India is apparently the second biggest consumer of tobacco in the world, right after China. But unlike China and the rest of the world, in India cigarettes make up only 30% of the tobacco consumption. The rest of it is sold as beedies, gutka, Zarda and chewing tobacco.

Since I haven’t personally experienced the alluring call of tobacco (coffee is my addiction) it is perhaps easy for me to question this attraction. But at another level I fully understand. I see hordes of people here, in what looks to me like very monotonous jobs with no prospects. They have to get through not just the day, but the week, and even the years.

Undoubtedly the tobacco helps. Because it can suppress appetite, angst and even ambition.

Saturday, June 6, 2009

Taken for a ride in Bangalore

I’ve always felt that people exaggerate when talking about how unscrupulous auto-rickshaw drivers are. But perhaps I am looking at the world through rose-colored glasses.

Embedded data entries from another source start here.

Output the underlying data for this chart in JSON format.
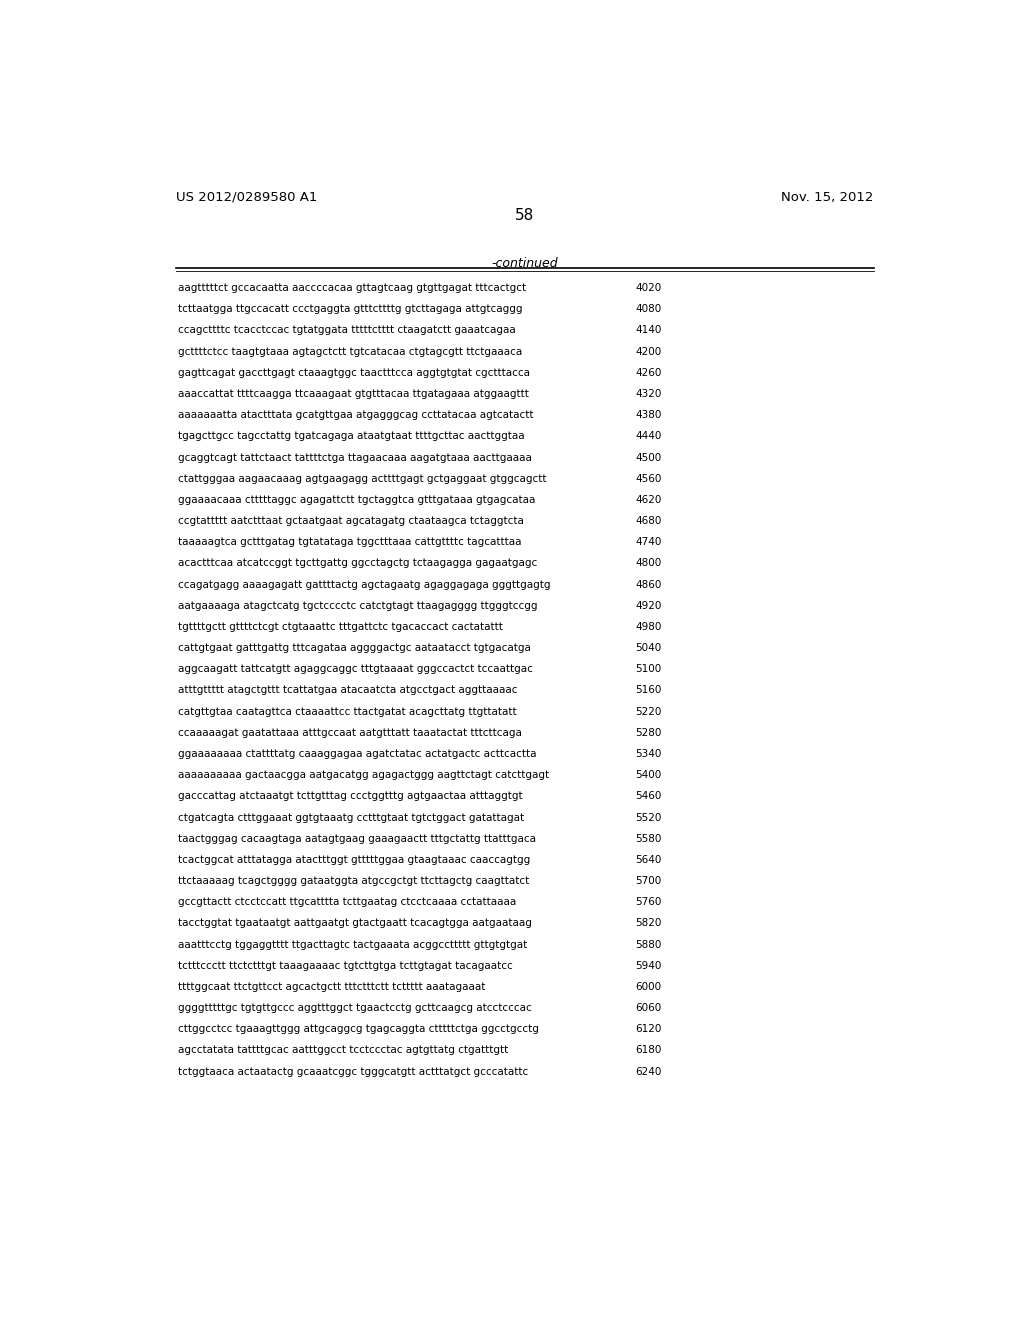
{
  "header_left": "US 2012/0289580 A1",
  "header_right": "Nov. 15, 2012",
  "page_number": "58",
  "continued_label": "-continued",
  "background_color": "#ffffff",
  "text_color": "#000000",
  "font_size": 7.5,
  "header_font_size": 9.5,
  "page_num_font_size": 11,
  "sequence_lines": [
    [
      "aagtttttct gccacaatta aaccccacaa gttagtcaag gtgttgagat tttcactgct",
      "4020"
    ],
    [
      "tcttaatgga ttgccacatt ccctgaggta gtttcttttg gtcttagaga attgtcaggg",
      "4080"
    ],
    [
      "ccagcttttc tcacctccac tgtatggata tttttctttt ctaagatctt gaaatcagaa",
      "4140"
    ],
    [
      "gcttttctcc taagtgtaaa agtagctctt tgtcatacaa ctgtagcgtt ttctgaaaca",
      "4200"
    ],
    [
      "gagttcagat gaccttgagt ctaaagtggc taactttcca aggtgtgtat cgctttacca",
      "4260"
    ],
    [
      "aaaccattat ttttcaagga ttcaaagaat gtgtttacaa ttgatagaaa atggaagttt",
      "4320"
    ],
    [
      "aaaaaaatta atactttata gcatgttgaa atgagggcag ccttatacaa agtcatactt",
      "4380"
    ],
    [
      "tgagcttgcc tagcctattg tgatcagaga ataatgtaat ttttgcttac aacttggtaa",
      "4440"
    ],
    [
      "gcaggtcagt tattctaact tattttctga ttagaacaaa aagatgtaaa aacttgaaaa",
      "4500"
    ],
    [
      "ctattgggaa aagaacaaag agtgaagagg acttttgagt gctgaggaat gtggcagctt",
      "4560"
    ],
    [
      "ggaaaacaaa ctttttaggc agagattctt tgctaggtca gtttgataaa gtgagcataa",
      "4620"
    ],
    [
      "ccgtattttt aatctttaat gctaatgaat agcatagatg ctaataagca tctaggtcta",
      "4680"
    ],
    [
      "taaaaagtca gctttgatag tgtatataga tggctttaaa cattgttttc tagcatttaa",
      "4740"
    ],
    [
      "acactttcaa atcatccggt tgcttgattg ggcctagctg tctaagagga gagaatgagc",
      "4800"
    ],
    [
      "ccagatgagg aaaagagatt gattttactg agctagaatg agaggagaga gggttgagtg",
      "4860"
    ],
    [
      "aatgaaaaga atagctcatg tgctcccctc catctgtagt ttaagagggg ttgggtccgg",
      "4920"
    ],
    [
      "tgttttgctt gttttctcgt ctgtaaattc tttgattctc tgacaccact cactatattt",
      "4980"
    ],
    [
      "cattgtgaat gatttgattg tttcagataa aggggactgc aataatacct tgtgacatga",
      "5040"
    ],
    [
      "aggcaagatt tattcatgtt agaggcaggc tttgtaaaat gggccactct tccaattgac",
      "5100"
    ],
    [
      "atttgttttt atagctgttt tcattatgaa atacaatcta atgcctgact aggttaaaac",
      "5160"
    ],
    [
      "catgttgtaa caatagttca ctaaaattcc ttactgatat acagcttatg ttgttatatt",
      "5220"
    ],
    [
      "ccaaaaagat gaatattaaa atttgccaat aatgtttatt taaatactat tttcttcaga",
      "5280"
    ],
    [
      "ggaaaaaaaa ctattttatg caaaggagaa agatctatac actatgactc acttcactta",
      "5340"
    ],
    [
      "aaaaaaaaaa gactaacgga aatgacatgg agagactggg aagttctagt catcttgagt",
      "5400"
    ],
    [
      "gacccattag atctaaatgt tcttgtttag ccctggtttg agtgaactaa atttaggtgt",
      "5460"
    ],
    [
      "ctgatcagta ctttggaaat ggtgtaaatg cctttgtaat tgtctggact gatattagat",
      "5520"
    ],
    [
      "taactgggag cacaagtaga aatagtgaag gaaagaactt tttgctattg ttatttgaca",
      "5580"
    ],
    [
      "tcactggcat atttatagga atactttggt gtttttggaa gtaagtaaac caaccagtgg",
      "5640"
    ],
    [
      "ttctaaaaag tcagctgggg gataatggta atgccgctgt ttcttagctg caagttatct",
      "5700"
    ],
    [
      "gccgttactt ctcctccatt ttgcatttta tcttgaatag ctcctcaaaa cctattaaaa",
      "5760"
    ],
    [
      "tacctggtat tgaataatgt aattgaatgt gtactgaatt tcacagtgga aatgaataag",
      "5820"
    ],
    [
      "aaatttcctg tggaggtttt ttgacttagtc tactgaaata acggccttttt gttgtgtgat",
      "5880"
    ],
    [
      "tctttccctt ttctctttgt taaagaaaac tgtcttgtga tcttgtagat tacagaatcc",
      "5940"
    ],
    [
      "ttttggcaat ttctgttcct agcactgctt tttctttctt tcttttt aaatagaaat",
      "6000"
    ],
    [
      "ggggtttttgc tgtgttgccc aggtttggct tgaactcctg gcttcaagcg atcctcccac",
      "6060"
    ],
    [
      "cttggcctcc tgaaagttggg attgcaggcg tgagcaggta ctttttctga ggcctgcctg",
      "6120"
    ],
    [
      "agcctatata tattttgcac aatttggcct tcctccctac agtgttatg ctgatttgtt",
      "6180"
    ],
    [
      "tctggtaaca actaatactg gcaaatcggc tgggcatgtt actttatgct gcccatattc",
      "6240"
    ]
  ]
}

We had taken a rickshaw to RT Nagar Police Station. Our relatives in RT Nagar said that it should cost no more than 25 Rupees. And that the distance would be around 4 kms.

This particular rickshaw had a digital meter, which showed not just the fare but also the distance traveled.

After we set off, we had already traveled 7 kms and RT Nagar was nowhere in sight. So we pulled out our map. Instead of traveling essentially due west, the driver (after figuring out that we didn’t have a clue but the streets of Bangalore) had turned southwest, and presumably was planning to turn northwest to reach our destination.

I knew he was taking us for a ride when we crossed the railway tracks once, and then crossed it again real soon.

“Where are you taking us? We should have reached a long time ago.” I said.
“Sir, there are a lot of one-way roads,” he said. We were going through small roads and if there were one-way streets, we didn't see them.
“It should only have been 4 or 5 kilometers. I am not going to pay you what the meter says.” It was not so much the amount but the fact that he was trying to outright cheat us.

After a very long ride, we reached RT Nagar police station. When he stopped to let us off, his digital meter showed 11.1 kms.
“Let’s go to the police station and settle this. I am not going to pay you what the meter says,” I said.
“Pay me whatever you wish to, sir,” he said.

I offered him half of what the meter showed, and to my surprise he accepted without a murmur of protest.

When we take autos now, we try and fix the fare beforehand, rather than relying on the meter.